The development of the kidney and urinary tract is a complex process involving precise temporal and spatial modulation of gene expression responsible for correct proliferation, differentiation, and morphogenesis [41]. Analysis of the coexpression clusters of CoMeTa predicted hsa-miR-144 targets from the Co-Operational Level (COOL) analysis, and GO analysis of these clusters [14], revealed that a cluster of 511 putative targets was enriched with describes biological processes relevant for CAKUT pathology (Fig. 3). Certain GO biological processes enriched in the cluster (kidney development, urogenital system development, tube development, embryonic organ development) suggest that deregulated expression of hsa-miR-144 might contribute to impaired development of kidney and urinary tract. Although in this study we could not investigate the expression of hsa-miR-144 in human tissue during development, but after birth, certain developmental factors which represent crucial controllers of developmental stages could have prolonged activity in later stages after birth in CAKUT etiology. For example, TGF-?1, one of the main factors responsible for the kidney development, shows upregulation in human obstructive renal dysplasia [42] and prolonged expression in stenotic tissue of patients with UPJ obstruction [43]. In contrast with dysplastic tissues, normal prenatal and postnatal kidneys showed no significant TGF-?1 expression [42]. These data support the possibility of prolonged activity of certain miRs as important epigenetic factors in different stages of urogenital system development, where dysregulation of these miRs could lead to destabilization of important signaling pathways and to result in congenital malformations.

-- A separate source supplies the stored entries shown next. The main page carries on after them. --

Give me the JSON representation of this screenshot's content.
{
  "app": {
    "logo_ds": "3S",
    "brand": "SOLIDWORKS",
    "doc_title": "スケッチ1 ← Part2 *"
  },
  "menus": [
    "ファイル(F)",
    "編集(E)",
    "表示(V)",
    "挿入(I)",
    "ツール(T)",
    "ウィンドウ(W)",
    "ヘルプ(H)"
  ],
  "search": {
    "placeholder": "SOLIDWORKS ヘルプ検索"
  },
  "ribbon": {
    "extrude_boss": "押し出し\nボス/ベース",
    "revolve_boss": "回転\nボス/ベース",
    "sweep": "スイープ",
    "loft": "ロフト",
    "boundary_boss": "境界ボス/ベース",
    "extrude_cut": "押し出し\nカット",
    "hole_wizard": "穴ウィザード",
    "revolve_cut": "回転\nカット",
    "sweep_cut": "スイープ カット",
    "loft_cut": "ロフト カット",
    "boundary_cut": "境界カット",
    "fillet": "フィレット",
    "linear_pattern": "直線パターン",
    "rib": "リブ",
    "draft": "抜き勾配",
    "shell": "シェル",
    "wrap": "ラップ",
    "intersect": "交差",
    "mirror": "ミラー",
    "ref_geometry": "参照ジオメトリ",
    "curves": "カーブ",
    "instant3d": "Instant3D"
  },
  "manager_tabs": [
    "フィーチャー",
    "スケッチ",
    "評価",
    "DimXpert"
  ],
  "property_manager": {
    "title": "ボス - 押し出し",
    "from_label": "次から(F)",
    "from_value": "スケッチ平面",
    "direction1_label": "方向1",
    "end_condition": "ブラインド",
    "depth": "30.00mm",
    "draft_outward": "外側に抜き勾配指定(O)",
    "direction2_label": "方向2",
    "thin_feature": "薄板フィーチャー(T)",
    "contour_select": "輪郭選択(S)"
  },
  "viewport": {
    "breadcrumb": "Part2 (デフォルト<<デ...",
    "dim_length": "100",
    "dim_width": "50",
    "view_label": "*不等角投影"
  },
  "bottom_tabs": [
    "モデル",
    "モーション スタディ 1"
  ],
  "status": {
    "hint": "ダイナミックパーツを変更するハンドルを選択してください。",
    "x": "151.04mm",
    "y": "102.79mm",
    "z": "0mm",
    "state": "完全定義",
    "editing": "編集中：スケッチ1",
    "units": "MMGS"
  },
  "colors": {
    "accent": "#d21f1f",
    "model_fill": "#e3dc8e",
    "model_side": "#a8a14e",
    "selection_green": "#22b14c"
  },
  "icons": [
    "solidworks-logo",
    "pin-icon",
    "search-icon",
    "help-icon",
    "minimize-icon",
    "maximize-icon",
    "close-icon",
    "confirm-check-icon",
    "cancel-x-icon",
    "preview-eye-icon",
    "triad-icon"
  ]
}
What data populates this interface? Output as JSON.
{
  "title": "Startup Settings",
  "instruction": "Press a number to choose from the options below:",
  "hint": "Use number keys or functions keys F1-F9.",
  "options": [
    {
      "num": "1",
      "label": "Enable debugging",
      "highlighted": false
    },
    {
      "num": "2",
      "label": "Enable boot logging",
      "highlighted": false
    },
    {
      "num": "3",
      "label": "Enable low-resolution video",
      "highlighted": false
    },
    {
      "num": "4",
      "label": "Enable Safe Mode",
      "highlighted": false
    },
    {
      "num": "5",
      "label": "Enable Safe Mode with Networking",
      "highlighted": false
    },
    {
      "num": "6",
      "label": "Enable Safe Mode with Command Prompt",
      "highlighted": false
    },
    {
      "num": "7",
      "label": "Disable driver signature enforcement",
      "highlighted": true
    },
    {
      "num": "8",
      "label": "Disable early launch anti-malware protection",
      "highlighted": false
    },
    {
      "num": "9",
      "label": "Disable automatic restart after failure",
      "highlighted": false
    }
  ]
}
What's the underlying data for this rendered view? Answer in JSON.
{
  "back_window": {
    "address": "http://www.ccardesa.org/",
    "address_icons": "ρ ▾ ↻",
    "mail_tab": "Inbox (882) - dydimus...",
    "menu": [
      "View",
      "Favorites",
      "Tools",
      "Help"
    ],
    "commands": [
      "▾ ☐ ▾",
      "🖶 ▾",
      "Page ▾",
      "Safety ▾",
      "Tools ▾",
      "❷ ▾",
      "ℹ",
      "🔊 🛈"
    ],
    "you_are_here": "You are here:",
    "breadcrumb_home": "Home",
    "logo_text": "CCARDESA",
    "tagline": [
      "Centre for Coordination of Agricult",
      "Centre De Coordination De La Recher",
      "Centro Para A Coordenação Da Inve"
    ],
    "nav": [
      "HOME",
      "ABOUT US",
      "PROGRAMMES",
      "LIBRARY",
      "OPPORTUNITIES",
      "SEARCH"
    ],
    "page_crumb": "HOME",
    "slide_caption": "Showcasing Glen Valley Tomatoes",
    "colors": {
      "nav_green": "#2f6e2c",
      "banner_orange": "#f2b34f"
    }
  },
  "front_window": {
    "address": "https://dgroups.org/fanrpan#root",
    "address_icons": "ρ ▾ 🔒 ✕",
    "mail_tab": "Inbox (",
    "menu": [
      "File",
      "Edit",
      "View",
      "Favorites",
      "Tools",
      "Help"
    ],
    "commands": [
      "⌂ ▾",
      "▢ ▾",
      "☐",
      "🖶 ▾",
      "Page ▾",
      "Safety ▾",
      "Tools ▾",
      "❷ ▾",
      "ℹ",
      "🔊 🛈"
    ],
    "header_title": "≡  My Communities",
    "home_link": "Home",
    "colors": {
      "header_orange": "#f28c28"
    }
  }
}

One of the main limitations of this study is the age difference between CAKUT patients and controls. However, miR-144 was found to be the sole miR that was consistently upregulated in the aging human and nonhuman primate cerebellum and in nonhuman primate cortex [44]. It was upregulated in the cerebromicrovascular endothelial cells of aged rats compared to young rats [45] and in skeletal muscle of old rhesus monkeys compared to young rhesus monkeys [46]. Although this highly conserved miR shows age dependent upregulation, this should not bias the results of our study in which hsa-miR-144 was upregulated in ureter samples of children with CAKUT compared to adult controls. Nevertheless, it is of importance to validate our results in age matched ureter tissue samples. Another limitation is the omitted kidney tissue. However, we deliberately selected the uniform tissue for expression analysis to improve the power of the study. Since the most common kind of surgical treatment in children with CAKUT is corrective surgery of the urinary tract, the human ureter tissue was selected as a target tissue for examination in this study. Ureter tissue has the same developmental origin as collecting duct system of the kidney, major and minor calyces and the renal pelvis [47], and the epithelium of the adult kidney consists of a number of specialized cell lineages where some originate from branching epithelial cells of the ureteric bud [41]. A drawback of our approach is that it assumes that the change in gene expression signature is solely the result of miR activity. It overlooks the activity of other transcription regulation factors. Another drawback is that the association of the miRs with CAKUT is based on miR target prediction. These could be the reasons for hsa-miR-183, hsa-miR-200a and hsa-miR-375 expression deviations from results of the CIA. However, the data about experimentally confirmed miR-mRNA interactions are still very scarce, thus the predictions still represents the most comprehensive approach. Although we used the advanced novel approach for filtering the prediction data, these results still need comprehensive experimental validation. Also, the discrepancy in the microarray platforms in our study and the one used for CoMeTa [14] might lead to overseeing the certain genes by the CIA based on CoMeTa miR target predictions, and thus influence the detection of miRs associated with CAKUT.